L'étude, menée par l'équipe du Scripps Research Institute, porte sur l'action bactéricide d'anticorps spécifiques contre E. coli par la production de peroxyde d'hydrogène (H2O2, peroxyde d'hydrogène).

La particularité de cette recherche expérimentale est d'avoir eu des résultats surprenants et inattendus, puisque pour la première fois on a vu que les anticorps semblent produire de l'ozone, ou du moins une molécule qui a la même soi-disant "signature chimique".

Il faut tenir compte du fait que tous les anticorps ont la capacité de produire du peroxyde d'hydrogène, l'une des espèces radicalaires de l'oxygène (ROS), mais seulement s'ils disposent d'une molécule connue sous le nom d'"oxygène singulet" (1O2) comme substrat, une autre espèce d'oxygène hautement réactif qui se forme spontanément au cours des processus métaboliques normaux et physiologiques.

Le substrat d'oxygène singulet serait fourni aux anticorps par des cellules immunitaires et phagocytaires, telles que les neutrophiles ; hypothèse qui tient compte du mécanisme de la réponse immunitaire, dans lequel les neutrophiles et d'autres cellules immunitaires sont recrutés sur le site d'une infection et/ou d'une inflammation.

À ce stade, les neutrophiles sont capables d'engloutir et de détruire les agents pathogènes, en les ciblant avec de l'"oxygène singulet" et d'autres molécules hautement oxydantes, comme le peroxyde d'hydrogène. Leur action est renforcée par celle des anticorps qui utilisent l'oxygène singulet en le réduisant et en le combinant avec de l'eau pour produire davantage de peroxyde d'hydrogène mais aussi de l'ozone, comme produit de réaction secondaire.

En fait, on a émis l'hypothèse que les anticorps effectuent une série de réactions chimiques qui génèrent une espèce intermédiaire connue sous le nom de trioxyde d'hydrogène (H2O3), qui correspond à une forme réduite de l'ozone, en raison de la présence de deux atomes d'hydrogène.

Après la réaction de formation de H2O3, à partir d'une molécule d'eau (H2O) plus 1O2, il y a sa dégradation en H2O2 et O3 : cette réaction qui semble avoir lieu dans un site hydrophobe de la molécule d'anticorps, où le trioxyde serait protégé de l'hydrolyse, favorisant ainsi sa conversion en peroxyde et ozone.
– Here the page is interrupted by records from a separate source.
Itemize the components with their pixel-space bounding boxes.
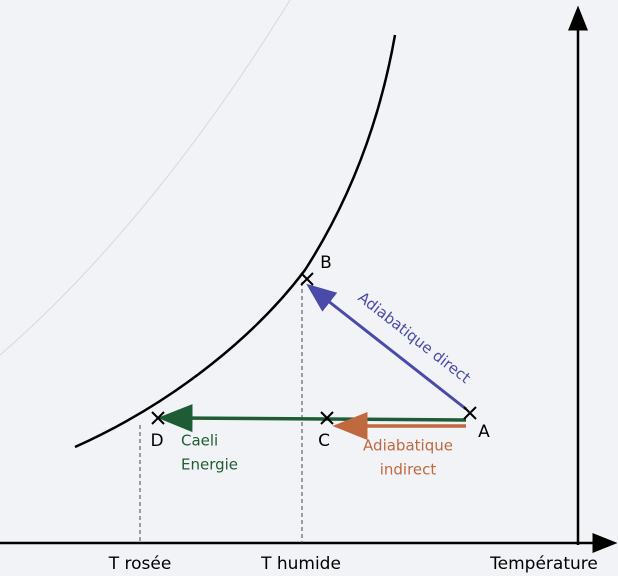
faint-curve xyxy=(0,0,291,356)
arrow-label: Energie xyxy=(181,456,238,474)
arrow-label: Adiabatique direct xyxy=(355,288,475,387)
axis-label: Température xyxy=(489,554,598,574)
axis-tick-label: T humide xyxy=(260,554,341,574)
saturation-curve xyxy=(74,34,397,449)
arrow-caeli xyxy=(157,404,467,433)
point-label: C xyxy=(318,431,330,451)
axis-tick-label: T rosée xyxy=(108,554,172,574)
arrow-label: indirect xyxy=(380,461,437,479)
crosses xyxy=(151,272,477,425)
arrow-direct xyxy=(306,283,467,411)
point-label: A xyxy=(478,422,490,442)
arrow-label: Caeli xyxy=(181,432,218,450)
point-label: D xyxy=(150,431,163,451)
point-label: B xyxy=(320,253,332,273)
arrow-label: Adiabatique xyxy=(363,437,453,455)
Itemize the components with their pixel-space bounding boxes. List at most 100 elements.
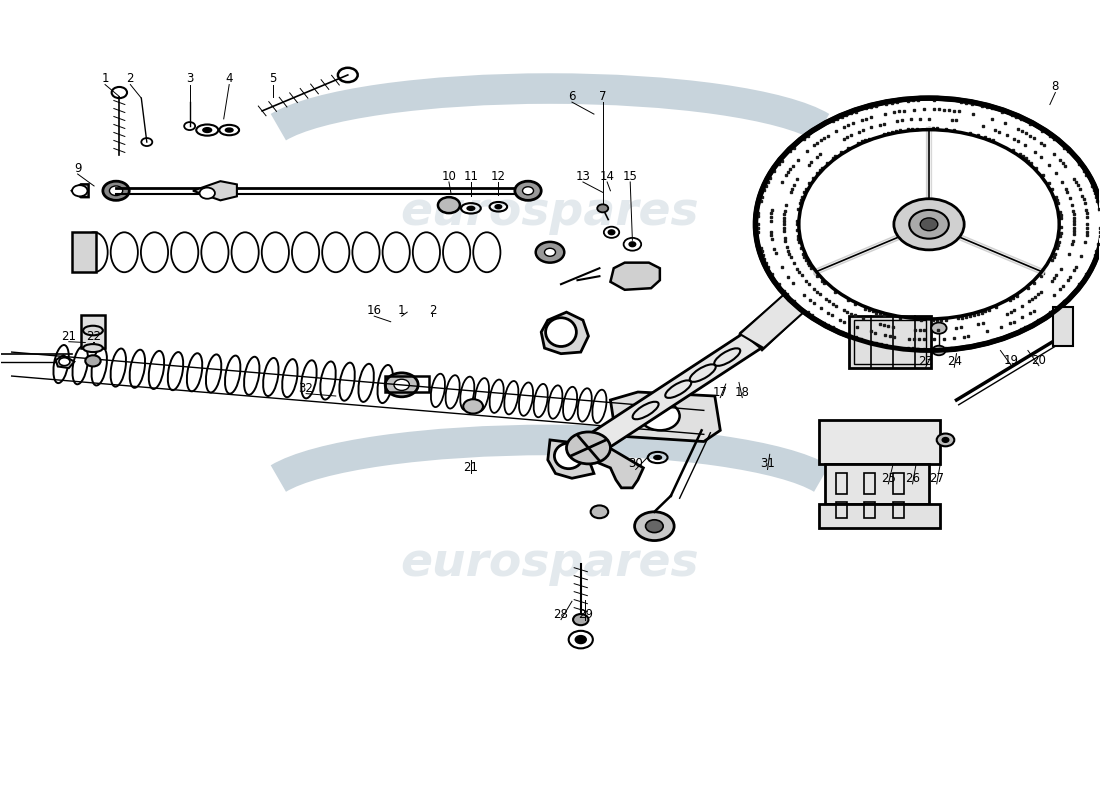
Text: 32: 32 xyxy=(299,382,314,394)
Polygon shape xyxy=(541,312,589,354)
Text: 22: 22 xyxy=(87,330,101,342)
Ellipse shape xyxy=(495,205,502,209)
Text: 18: 18 xyxy=(735,386,750,398)
Text: eurospares: eurospares xyxy=(400,190,700,235)
Text: 21: 21 xyxy=(62,330,76,342)
Ellipse shape xyxy=(468,206,475,210)
Text: 28: 28 xyxy=(553,607,569,621)
Circle shape xyxy=(597,204,608,212)
Text: 2: 2 xyxy=(126,73,134,86)
Bar xyxy=(855,320,926,364)
Circle shape xyxy=(385,373,418,397)
Ellipse shape xyxy=(84,344,103,352)
Bar xyxy=(820,504,940,528)
Text: 9: 9 xyxy=(74,162,81,175)
Text: 20: 20 xyxy=(1032,354,1046,366)
Bar xyxy=(849,316,932,368)
Bar xyxy=(865,502,876,518)
Text: 1: 1 xyxy=(398,304,406,317)
Polygon shape xyxy=(610,392,720,442)
Bar xyxy=(81,314,106,348)
Ellipse shape xyxy=(84,326,103,335)
Circle shape xyxy=(646,520,663,533)
Circle shape xyxy=(756,98,1100,350)
Bar xyxy=(836,502,847,518)
Circle shape xyxy=(921,218,938,230)
Text: 29: 29 xyxy=(578,607,593,621)
Text: 6: 6 xyxy=(569,90,575,103)
Circle shape xyxy=(575,635,586,643)
Circle shape xyxy=(566,432,610,464)
Text: 16: 16 xyxy=(366,304,382,317)
Circle shape xyxy=(394,379,409,390)
Ellipse shape xyxy=(202,128,211,133)
Circle shape xyxy=(438,197,460,213)
Polygon shape xyxy=(56,355,75,368)
Circle shape xyxy=(910,210,949,238)
Polygon shape xyxy=(580,334,760,455)
Text: 26: 26 xyxy=(905,472,920,485)
Bar xyxy=(893,502,904,518)
Circle shape xyxy=(522,186,534,194)
Circle shape xyxy=(933,346,946,355)
Ellipse shape xyxy=(546,318,576,346)
Bar xyxy=(1053,307,1072,346)
Bar xyxy=(385,376,429,392)
Circle shape xyxy=(103,181,129,200)
Text: 21: 21 xyxy=(463,462,478,474)
Circle shape xyxy=(573,614,588,626)
Ellipse shape xyxy=(226,128,233,132)
Text: 7: 7 xyxy=(600,90,606,103)
Text: 14: 14 xyxy=(600,170,615,183)
Circle shape xyxy=(932,322,947,334)
Circle shape xyxy=(943,438,949,442)
Circle shape xyxy=(937,434,955,446)
Text: 15: 15 xyxy=(623,170,638,183)
Bar xyxy=(865,474,876,494)
Text: 12: 12 xyxy=(491,170,506,183)
Circle shape xyxy=(536,242,564,262)
Text: 2: 2 xyxy=(429,304,437,317)
Polygon shape xyxy=(192,181,236,200)
Circle shape xyxy=(86,355,101,366)
Circle shape xyxy=(544,248,556,256)
Text: 13: 13 xyxy=(575,170,591,183)
Circle shape xyxy=(59,358,70,366)
Circle shape xyxy=(515,181,541,200)
Circle shape xyxy=(640,402,680,430)
Circle shape xyxy=(629,242,636,246)
Polygon shape xyxy=(572,444,644,488)
Text: 1: 1 xyxy=(101,73,109,86)
Circle shape xyxy=(199,187,214,198)
Bar xyxy=(820,420,940,464)
Circle shape xyxy=(635,512,674,541)
Text: 30: 30 xyxy=(628,458,643,470)
Text: 25: 25 xyxy=(881,472,895,485)
Text: 11: 11 xyxy=(463,170,478,183)
Text: 31: 31 xyxy=(760,458,775,470)
Bar xyxy=(836,474,847,494)
Text: 27: 27 xyxy=(930,472,944,485)
Ellipse shape xyxy=(554,443,583,469)
Circle shape xyxy=(73,185,88,196)
Bar xyxy=(73,232,97,272)
Text: 8: 8 xyxy=(1052,81,1059,94)
Polygon shape xyxy=(548,440,594,478)
Text: 24: 24 xyxy=(947,355,961,368)
Text: 5: 5 xyxy=(270,73,277,86)
Text: 3: 3 xyxy=(186,73,194,86)
Polygon shape xyxy=(740,258,848,348)
Circle shape xyxy=(591,506,608,518)
Ellipse shape xyxy=(653,455,661,459)
Circle shape xyxy=(110,186,122,195)
Text: 17: 17 xyxy=(713,386,728,398)
Circle shape xyxy=(463,399,483,414)
Text: eurospares: eurospares xyxy=(400,542,700,586)
Text: 19: 19 xyxy=(1004,354,1019,366)
Circle shape xyxy=(894,198,965,250)
Circle shape xyxy=(608,230,615,234)
Text: 10: 10 xyxy=(441,170,456,183)
Bar xyxy=(825,464,930,504)
Text: 23: 23 xyxy=(918,355,933,368)
Text: 4: 4 xyxy=(226,73,233,86)
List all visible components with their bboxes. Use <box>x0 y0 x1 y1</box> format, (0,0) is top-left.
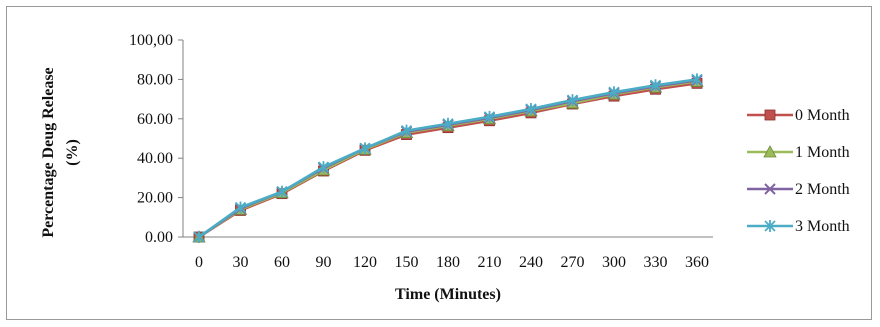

Il a été mis en évidence que d'autres protéines non anticorps peuvent également produire, même en quantités beaucoup plus faibles, du H2O3 et du O3, et l'on pense que cela peut être lié à la présence de quatre acides aminés spécifiques : l'histidine, le tryptophane ou la méthionine. Ces molécules sont capables de catalyser la production d'un oxydant ayant la signature chimique de l'ozone, également à partir de l'oxygène singulet par oxydation de l'eau, et avec une concentration comparable à celle produite par les anticorps.


Comment l'ozone attaque-t-il et désactive-t-il les agents pathogènes ?


L'ozone, une forme allotropique et dipolaire de l'oxygène, se caractérise par une solubilité dans l'eau supérieure à celle de l'oxygène, et possède un pouvoir oxydant élevé.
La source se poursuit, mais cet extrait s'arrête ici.